You can request “to be forgotten” and we will erase any personally identifiable data we have about you. Of course, this excludes data we need for administrative or security purposes or if we are required by law to retain some of the data.

Object

You have the right to object to our processing of your personal data.

Restriction

You have the right to request that we restrict the processing of your personal information.

Portability

You have the right to be provided with a copy of your personal data in a structured, machine-readable and commonly used format.

Rectification

You have the right to correct, amend, or delete inaccurate data.

Consent

You also have the right to withdraw your consent at any time where Laspau relied on your consent to process your personal information.

Please note that we may ask you to verify your identity before responding to such requests. You have the right to complain to a Data Protection Authority about our collection and use of your Personal Data. For more information, please contact your local data protection authority in the European Economic Area (EEA).

How We Protect Your Data

We take the security of your data seriously and follow best practices and Harvard University guidelines. For details on the security of the WordPress core itself, see wordpress.org/about/security.
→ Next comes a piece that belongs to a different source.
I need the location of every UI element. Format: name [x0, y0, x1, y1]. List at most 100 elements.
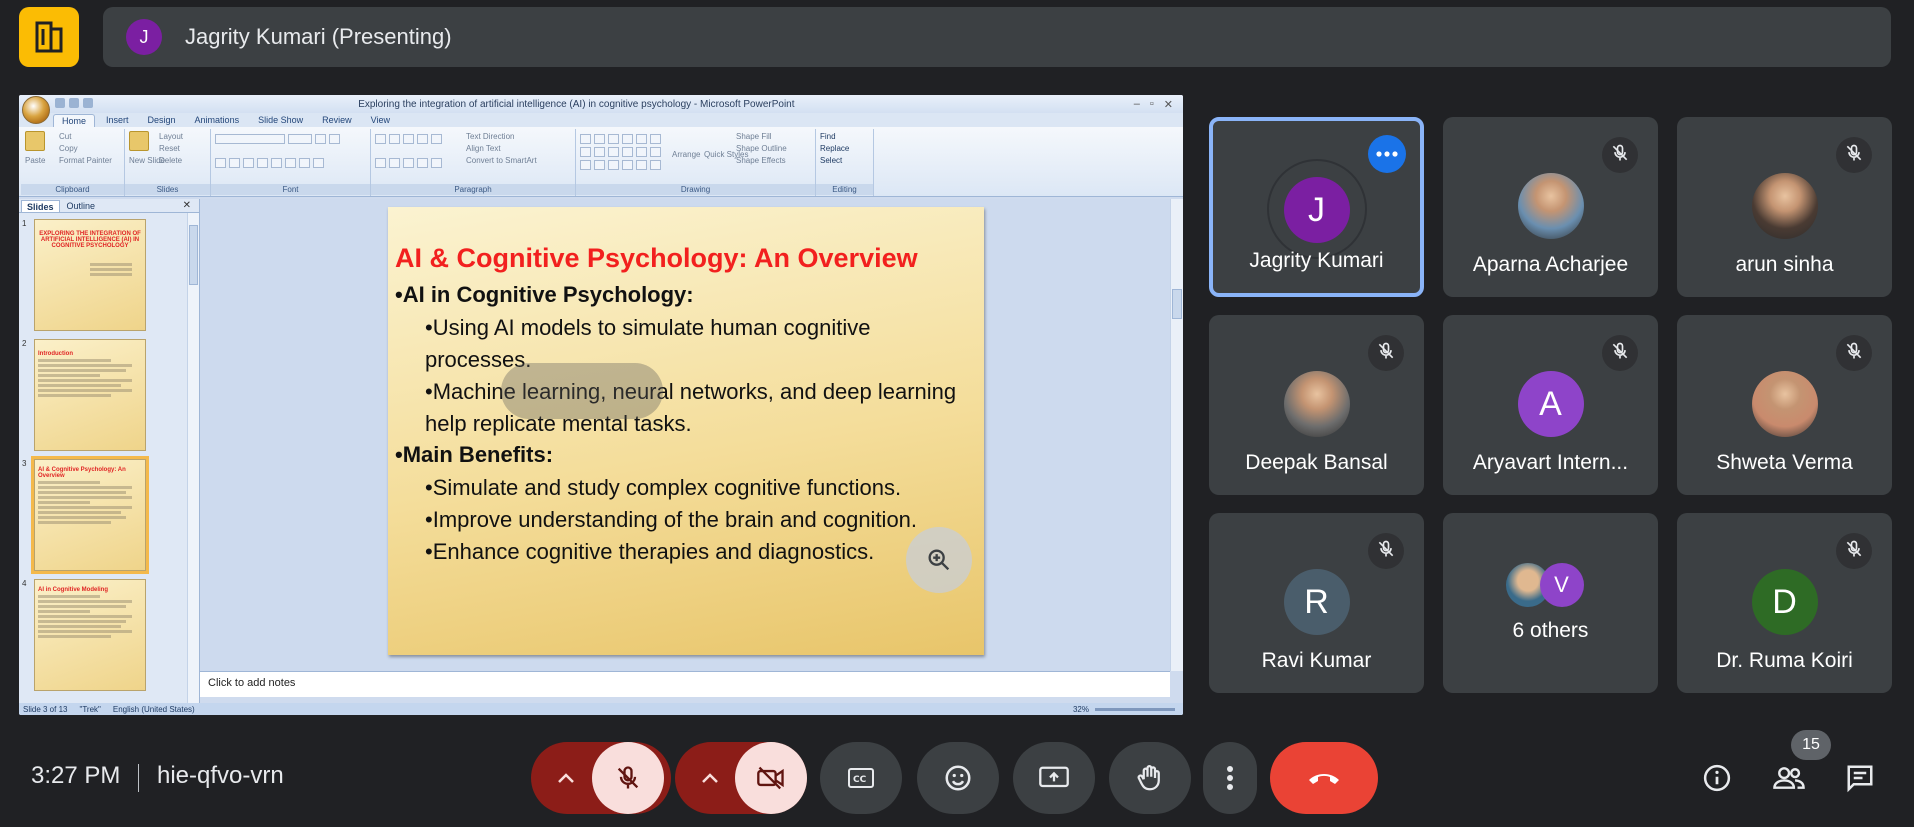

Prevention is best when it comes to security, and as a first step, we follow all WordPress Code Standards in the plugins that we build and use. In addition, we have an extensive internal review and Quality Assurance process in place specifically to prevent potential security vulnerabilities in our plugins and services. We only use third-party services that are fully vetted and adhere to the highest levels of privacy and security practices.

What Data Breach Procedures We Have in Place

Should any event occur where customer data has been lost, stolen, or potentially compromised, our policy is to alert our customers via email no later than 48 hours of our team becoming aware of the event. We will also report such incident to any required data protection authority. We will work closely with any customers affected to determine next steps such as any end-user notifications, needed patches, and how to avoid any similar event in the future.

Privacy Policy Changes

Although most changes are likely to be minor, Lspau may change its Privacy Policy from time to time, and in Laspau’s sole discretion. Laspau will notify clients by email when making changes.

Changelog

May 25, 2018 – Updated language of the policy to be more user-friendly, specifically outlining requirements in preparation for meeting the GDPR.